Tribunal Administratif de Strasbourg — Décision N° TA67-2403333

jeudi 3 octobre 2024

JuridictionTribunal Administratif de Strasbourg
SectionTribunal Administratif de Strasbourg
N° DossierTA67-2403333
TypeDécision
RecoursExcès de pouvoir
PublicationC
Formation7ème chambre
Avocat requérantKONÉ

Texte intégral

Vu la procédure suivante :

Par une requête et un mémoire enregistrés le 14 mai 2024 et le 17 mai 2024, M. G, représenté par Me Kone, demande au tribunal dans le dernier état de ses écritures :

1°) de l'admettre provisoirement à l'aide juridictionnelle ;

2°) d'annuler la décision du 12 mai 2024 par laquelle le préfet de la Moselle lui a fait obligation de quitter le territoire français sans délai, a fixé le pays de destination et lui a interdit de retourner sur le territoire pendant une durée de trois ans ;

3°) d'enjoindre au préfet de la Moselle de l'admettre au séjour et de lui délivrer un titre de séjour d'un an sous astreinte ou au besoin de lui délivrer une autorisation provisoire de séjour et procéder au réexamen de la demande du requérant ;

4°) de mettre à la charge de l'Etat la somme de 2 000 euros au titre de l'article L.761-1 du code de justice administrative.

Il soutient que :

Sur les moyens communs :

- la décision attaquée est entachée d'incompétence ;

- la décision attaquée est insuffisamment motivée en droit et en fait ; cette motivation révèle un défaut d'examen individuel complet de sa situation ;

- elle est entachée d'une erreur d'appréciation en droit et en fait ;

- la décision du préfet méconnait de son droit de se maintenir sur le territoire français du fait de son recours devant la Cour nationale du droit d'asile de la décision de refus d'asile de l'Office français de protection des réfugiés et apatrides ;

Sur l'obligation de quitter le territoire français :

- la décision du préfet méconnait de son droit à de se maintenir sur le territoire français du fait de son recours devant la Cour nationale du droit d'asile ;

- elle est entachée d'une erreur d'appréciation dès lors que son comportement ne constitue pas une menace à l'ordre public ;

- le préfet de la Moselle a commis une erreur manifeste dans l'appréciation des conséquences de la décision sur sa situation personnelle ;

Sur la décision refusant l'octroi d'un délai de départ volontaire :

- la décision attaquée méconnait l'article L. 612-2 du code de l'entrée et du séjour des étrangers et du droit d'asile en ce qu'il disposait bien d'une résidence effective et d'un document d'identité ce qui correspond à des garanties suffisantes qu'il ne se soustraira pas à la décision portant obligation de quitter le territoire ;

- la décision attaquée est entachée d'une erreur de fait en ce que le préfet de la Moselle indique qu'il ne dispose pas d'un document d'identité ni de résidence effective sur le territoire ;

Sur l'interdiction de retour sur le territoire français :

- elle est privée de base légale en raison de l'illégalité de la décision d'obligation de quitter le territoire.

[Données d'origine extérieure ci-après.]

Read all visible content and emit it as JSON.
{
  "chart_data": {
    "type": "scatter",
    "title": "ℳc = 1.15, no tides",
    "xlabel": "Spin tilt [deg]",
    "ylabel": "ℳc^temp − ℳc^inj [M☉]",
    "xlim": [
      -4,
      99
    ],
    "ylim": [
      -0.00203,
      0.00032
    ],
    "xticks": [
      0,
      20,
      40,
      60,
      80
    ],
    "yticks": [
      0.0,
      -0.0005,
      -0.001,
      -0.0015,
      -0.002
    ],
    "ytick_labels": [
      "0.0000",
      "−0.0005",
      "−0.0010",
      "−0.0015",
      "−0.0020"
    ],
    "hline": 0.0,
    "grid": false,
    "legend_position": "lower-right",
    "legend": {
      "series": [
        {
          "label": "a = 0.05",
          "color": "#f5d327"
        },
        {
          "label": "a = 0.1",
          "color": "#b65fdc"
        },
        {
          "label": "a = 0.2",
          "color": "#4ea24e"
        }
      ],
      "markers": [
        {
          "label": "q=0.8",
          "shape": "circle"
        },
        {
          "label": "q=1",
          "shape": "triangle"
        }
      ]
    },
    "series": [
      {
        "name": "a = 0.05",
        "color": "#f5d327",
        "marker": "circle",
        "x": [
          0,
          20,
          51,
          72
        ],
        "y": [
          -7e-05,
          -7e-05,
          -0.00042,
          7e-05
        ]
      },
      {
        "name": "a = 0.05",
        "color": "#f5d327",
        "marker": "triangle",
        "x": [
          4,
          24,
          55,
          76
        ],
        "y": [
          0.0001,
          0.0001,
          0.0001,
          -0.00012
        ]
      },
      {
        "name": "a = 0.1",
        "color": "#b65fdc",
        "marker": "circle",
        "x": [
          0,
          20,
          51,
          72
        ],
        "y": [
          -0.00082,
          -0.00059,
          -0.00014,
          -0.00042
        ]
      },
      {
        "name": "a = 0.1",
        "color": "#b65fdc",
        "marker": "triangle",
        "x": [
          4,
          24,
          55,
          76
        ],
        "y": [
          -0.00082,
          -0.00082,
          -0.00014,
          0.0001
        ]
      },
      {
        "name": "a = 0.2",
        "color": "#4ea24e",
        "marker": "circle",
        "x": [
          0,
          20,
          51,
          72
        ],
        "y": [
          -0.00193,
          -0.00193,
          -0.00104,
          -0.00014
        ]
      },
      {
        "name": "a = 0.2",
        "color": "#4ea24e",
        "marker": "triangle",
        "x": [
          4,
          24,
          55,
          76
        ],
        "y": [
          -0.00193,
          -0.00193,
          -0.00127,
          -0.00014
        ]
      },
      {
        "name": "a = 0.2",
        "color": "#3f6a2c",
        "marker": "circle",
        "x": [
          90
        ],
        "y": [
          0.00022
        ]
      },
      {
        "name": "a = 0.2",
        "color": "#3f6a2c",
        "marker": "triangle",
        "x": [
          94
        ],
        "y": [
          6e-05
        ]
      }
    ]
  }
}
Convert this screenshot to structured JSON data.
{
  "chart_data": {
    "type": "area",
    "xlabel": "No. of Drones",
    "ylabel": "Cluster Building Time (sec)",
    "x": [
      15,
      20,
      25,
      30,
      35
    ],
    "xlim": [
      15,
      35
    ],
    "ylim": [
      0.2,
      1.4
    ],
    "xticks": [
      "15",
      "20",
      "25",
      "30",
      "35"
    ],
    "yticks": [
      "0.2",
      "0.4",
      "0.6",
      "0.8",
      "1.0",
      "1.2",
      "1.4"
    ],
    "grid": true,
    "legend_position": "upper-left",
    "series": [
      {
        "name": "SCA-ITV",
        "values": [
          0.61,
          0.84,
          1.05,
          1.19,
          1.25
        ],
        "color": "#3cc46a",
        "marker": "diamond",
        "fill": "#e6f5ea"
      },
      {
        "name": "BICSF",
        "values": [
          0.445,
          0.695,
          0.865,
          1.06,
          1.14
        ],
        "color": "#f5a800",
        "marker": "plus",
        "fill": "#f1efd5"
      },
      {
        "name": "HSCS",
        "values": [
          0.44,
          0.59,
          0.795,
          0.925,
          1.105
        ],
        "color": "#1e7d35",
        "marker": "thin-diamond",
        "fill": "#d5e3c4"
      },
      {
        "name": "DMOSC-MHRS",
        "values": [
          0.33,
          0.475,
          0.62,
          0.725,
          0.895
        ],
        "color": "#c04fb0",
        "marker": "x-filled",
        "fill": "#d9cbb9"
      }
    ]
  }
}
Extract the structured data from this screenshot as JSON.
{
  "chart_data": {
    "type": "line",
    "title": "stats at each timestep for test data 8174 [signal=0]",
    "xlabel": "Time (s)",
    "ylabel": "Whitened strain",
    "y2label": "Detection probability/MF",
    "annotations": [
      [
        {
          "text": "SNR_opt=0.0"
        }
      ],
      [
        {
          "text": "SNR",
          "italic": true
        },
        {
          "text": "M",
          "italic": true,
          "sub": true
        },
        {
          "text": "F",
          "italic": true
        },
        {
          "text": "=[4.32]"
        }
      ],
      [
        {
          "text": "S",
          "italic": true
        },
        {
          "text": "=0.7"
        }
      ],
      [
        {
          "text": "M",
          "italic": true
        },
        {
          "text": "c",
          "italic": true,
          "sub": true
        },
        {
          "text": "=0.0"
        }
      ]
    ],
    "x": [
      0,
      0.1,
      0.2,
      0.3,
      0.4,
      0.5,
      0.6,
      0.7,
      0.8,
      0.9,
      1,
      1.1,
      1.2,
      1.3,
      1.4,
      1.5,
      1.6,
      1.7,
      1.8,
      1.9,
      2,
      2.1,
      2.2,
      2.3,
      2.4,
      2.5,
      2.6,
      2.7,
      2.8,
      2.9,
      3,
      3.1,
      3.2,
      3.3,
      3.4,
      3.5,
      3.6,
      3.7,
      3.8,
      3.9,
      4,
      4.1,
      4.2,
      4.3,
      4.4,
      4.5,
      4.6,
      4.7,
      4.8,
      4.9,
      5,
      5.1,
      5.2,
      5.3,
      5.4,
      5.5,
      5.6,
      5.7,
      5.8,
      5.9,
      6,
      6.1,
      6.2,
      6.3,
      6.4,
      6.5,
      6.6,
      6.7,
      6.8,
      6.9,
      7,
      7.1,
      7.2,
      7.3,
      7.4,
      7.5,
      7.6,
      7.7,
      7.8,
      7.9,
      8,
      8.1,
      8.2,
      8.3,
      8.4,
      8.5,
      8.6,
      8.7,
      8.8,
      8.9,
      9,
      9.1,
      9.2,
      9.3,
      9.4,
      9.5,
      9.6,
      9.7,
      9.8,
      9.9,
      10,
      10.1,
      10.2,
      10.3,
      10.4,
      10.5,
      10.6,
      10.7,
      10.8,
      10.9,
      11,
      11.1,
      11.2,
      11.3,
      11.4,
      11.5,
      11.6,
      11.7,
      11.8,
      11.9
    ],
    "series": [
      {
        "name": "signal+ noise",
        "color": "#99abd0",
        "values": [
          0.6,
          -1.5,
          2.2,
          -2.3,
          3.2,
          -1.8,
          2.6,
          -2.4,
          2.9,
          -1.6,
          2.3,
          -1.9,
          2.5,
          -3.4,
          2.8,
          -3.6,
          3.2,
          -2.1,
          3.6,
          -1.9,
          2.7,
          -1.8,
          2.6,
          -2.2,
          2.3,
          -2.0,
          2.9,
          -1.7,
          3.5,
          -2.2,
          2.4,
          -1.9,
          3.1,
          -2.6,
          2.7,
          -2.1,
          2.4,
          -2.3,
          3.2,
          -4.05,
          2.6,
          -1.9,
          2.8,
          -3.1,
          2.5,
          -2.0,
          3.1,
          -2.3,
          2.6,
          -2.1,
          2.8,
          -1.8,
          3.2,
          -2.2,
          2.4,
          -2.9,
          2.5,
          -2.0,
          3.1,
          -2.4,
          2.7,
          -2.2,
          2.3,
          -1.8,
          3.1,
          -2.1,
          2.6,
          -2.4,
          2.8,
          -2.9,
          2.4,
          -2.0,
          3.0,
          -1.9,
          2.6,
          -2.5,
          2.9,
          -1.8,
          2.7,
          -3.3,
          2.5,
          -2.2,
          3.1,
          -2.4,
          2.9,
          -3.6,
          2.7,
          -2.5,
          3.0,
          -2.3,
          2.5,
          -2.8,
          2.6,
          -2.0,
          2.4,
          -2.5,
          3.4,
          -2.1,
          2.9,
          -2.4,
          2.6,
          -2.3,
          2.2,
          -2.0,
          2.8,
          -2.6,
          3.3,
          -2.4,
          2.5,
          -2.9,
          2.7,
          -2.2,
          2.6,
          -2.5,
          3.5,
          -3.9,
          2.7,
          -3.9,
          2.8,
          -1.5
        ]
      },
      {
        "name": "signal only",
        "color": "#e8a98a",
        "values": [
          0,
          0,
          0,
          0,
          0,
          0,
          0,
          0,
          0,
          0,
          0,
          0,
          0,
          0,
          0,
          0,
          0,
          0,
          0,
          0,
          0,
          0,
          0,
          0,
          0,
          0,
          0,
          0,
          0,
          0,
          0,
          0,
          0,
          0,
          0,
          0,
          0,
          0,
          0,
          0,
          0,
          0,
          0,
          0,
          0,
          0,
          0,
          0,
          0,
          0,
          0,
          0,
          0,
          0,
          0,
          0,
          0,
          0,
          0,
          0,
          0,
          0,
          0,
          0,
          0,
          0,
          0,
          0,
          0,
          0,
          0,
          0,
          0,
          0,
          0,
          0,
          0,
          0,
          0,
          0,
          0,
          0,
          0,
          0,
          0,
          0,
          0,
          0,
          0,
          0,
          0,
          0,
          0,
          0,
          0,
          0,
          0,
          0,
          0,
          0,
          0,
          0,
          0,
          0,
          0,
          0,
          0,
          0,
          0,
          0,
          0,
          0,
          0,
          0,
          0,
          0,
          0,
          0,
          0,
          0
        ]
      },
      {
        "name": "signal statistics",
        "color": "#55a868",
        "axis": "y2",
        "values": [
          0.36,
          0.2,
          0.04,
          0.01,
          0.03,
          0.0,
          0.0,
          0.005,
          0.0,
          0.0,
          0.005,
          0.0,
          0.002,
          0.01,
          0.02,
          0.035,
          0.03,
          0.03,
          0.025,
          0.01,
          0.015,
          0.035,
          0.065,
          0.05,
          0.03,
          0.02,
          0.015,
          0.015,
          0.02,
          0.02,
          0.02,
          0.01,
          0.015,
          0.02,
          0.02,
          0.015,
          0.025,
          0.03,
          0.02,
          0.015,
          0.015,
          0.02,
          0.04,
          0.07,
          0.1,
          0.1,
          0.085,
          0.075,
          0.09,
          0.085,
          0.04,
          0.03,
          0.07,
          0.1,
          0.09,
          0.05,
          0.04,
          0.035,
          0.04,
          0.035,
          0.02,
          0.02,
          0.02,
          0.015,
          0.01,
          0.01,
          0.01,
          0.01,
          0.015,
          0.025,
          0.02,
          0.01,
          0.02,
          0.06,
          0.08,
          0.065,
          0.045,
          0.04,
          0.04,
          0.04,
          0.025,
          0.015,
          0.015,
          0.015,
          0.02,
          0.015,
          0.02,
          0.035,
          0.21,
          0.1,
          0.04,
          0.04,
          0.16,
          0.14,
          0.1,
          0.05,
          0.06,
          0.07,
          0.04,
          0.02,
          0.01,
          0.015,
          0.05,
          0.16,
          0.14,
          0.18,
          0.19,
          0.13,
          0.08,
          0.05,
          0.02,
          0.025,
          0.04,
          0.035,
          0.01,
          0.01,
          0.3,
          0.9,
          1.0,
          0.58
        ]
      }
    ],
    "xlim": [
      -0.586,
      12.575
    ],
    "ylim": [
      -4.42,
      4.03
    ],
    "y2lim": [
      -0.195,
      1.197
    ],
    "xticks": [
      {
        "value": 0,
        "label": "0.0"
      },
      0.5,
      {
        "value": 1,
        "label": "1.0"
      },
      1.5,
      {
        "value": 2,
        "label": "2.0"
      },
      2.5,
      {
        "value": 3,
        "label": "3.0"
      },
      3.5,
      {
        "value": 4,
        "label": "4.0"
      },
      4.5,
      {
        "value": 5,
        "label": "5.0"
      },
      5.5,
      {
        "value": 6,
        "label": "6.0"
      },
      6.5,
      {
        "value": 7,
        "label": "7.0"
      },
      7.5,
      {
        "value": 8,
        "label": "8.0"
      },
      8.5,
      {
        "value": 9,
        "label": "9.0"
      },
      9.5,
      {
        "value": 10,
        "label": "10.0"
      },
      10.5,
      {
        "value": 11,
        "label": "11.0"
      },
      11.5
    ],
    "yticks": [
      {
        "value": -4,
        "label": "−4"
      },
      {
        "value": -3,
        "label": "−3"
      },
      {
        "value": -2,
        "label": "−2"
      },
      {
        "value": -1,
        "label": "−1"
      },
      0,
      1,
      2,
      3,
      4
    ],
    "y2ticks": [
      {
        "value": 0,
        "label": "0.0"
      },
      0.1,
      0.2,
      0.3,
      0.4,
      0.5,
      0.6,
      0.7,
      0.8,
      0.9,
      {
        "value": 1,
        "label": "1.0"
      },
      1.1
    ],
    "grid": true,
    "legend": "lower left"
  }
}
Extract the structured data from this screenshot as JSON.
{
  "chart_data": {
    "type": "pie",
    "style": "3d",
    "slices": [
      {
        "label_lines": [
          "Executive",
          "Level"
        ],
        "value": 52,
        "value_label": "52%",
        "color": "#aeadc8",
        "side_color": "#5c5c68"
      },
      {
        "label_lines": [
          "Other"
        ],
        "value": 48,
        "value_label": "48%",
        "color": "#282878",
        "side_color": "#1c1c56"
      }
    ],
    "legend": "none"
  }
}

Par un mémoire en défense, enregistré le 28 mai 2024, le préfet de la Moselle conclut au rejet de la requête.

Il soutient que les moyens soulevés par M. B ne sont pas fondés.

Par une ordonnance du 17 mai 2024, la clôture de l'instruction a été fixée au 27 juin 2024.

Vu les autres pièces du dossier.

Vu :

- la convention européenne de sauvegarde des droits de l'homme et des libertés fondamentales ;

- la convention internationale relative aux droits de l'enfant ;

- le code du travail ;

- le code de l'entrée et du séjour des étrangers et du droit d'asile ;

- la loi n°91-647 du 10 juillet 1991 ;

- le code de justice administrative.

Les parties ont été régulièrement averties du jour de l'audience.

Le président de la formation de jugement a dispensé le rapporteur public, sur sa proposition, de prononcer des conclusions à l'audience.

Le rapport de M. Sibileau, président rapporteur, a été entendu au cours de l'audience publique.

Considérant ce qui suit :

1. M. G, ressortissant macédonien né le 10 mai 1988, est entré, selon ses déclarations, en France le 3 octobre 2023. Sa demande d'asile a été rejetée par l'Office français de protection des réfugiés et apatrides le 15 avril 2024 et notifiée le 2 mai 2024. Il a fait l'objet d'une garde à vue pour des faits de " violences aggravée sur conjoint en présence de mineur, en état d'ivresse et violence sur mineur par ascendant " le 10 mai 2024, suite à laquelle le préfet de la Moselle par un arrêté du 12 mai 2024, dont M. B demande l'annulation, l'a obligé à quitter le territoire français sans délai, a fixé le pays de destination et lui a interdit de retourner sur le territoire pour une durée de trois ans.

Sur la demande d'admission provisoire à l'aide juridictionnelle :

2. Aux termes de l'article 20 de la loi du 10 juillet 1991 relative à l'aide juridique : " Dans les cas d'urgence (), l'admission provisoire à l'aide juridictionnelle peut être prononcée par la juridiction compétente ou son président ".

3. Eu égard aux circonstances de l'espèce, il y a lieu de prononcer, en application des dispositions précitées, l'admission provisoire de M. B au bénéfice de l'aide juridictionnelle.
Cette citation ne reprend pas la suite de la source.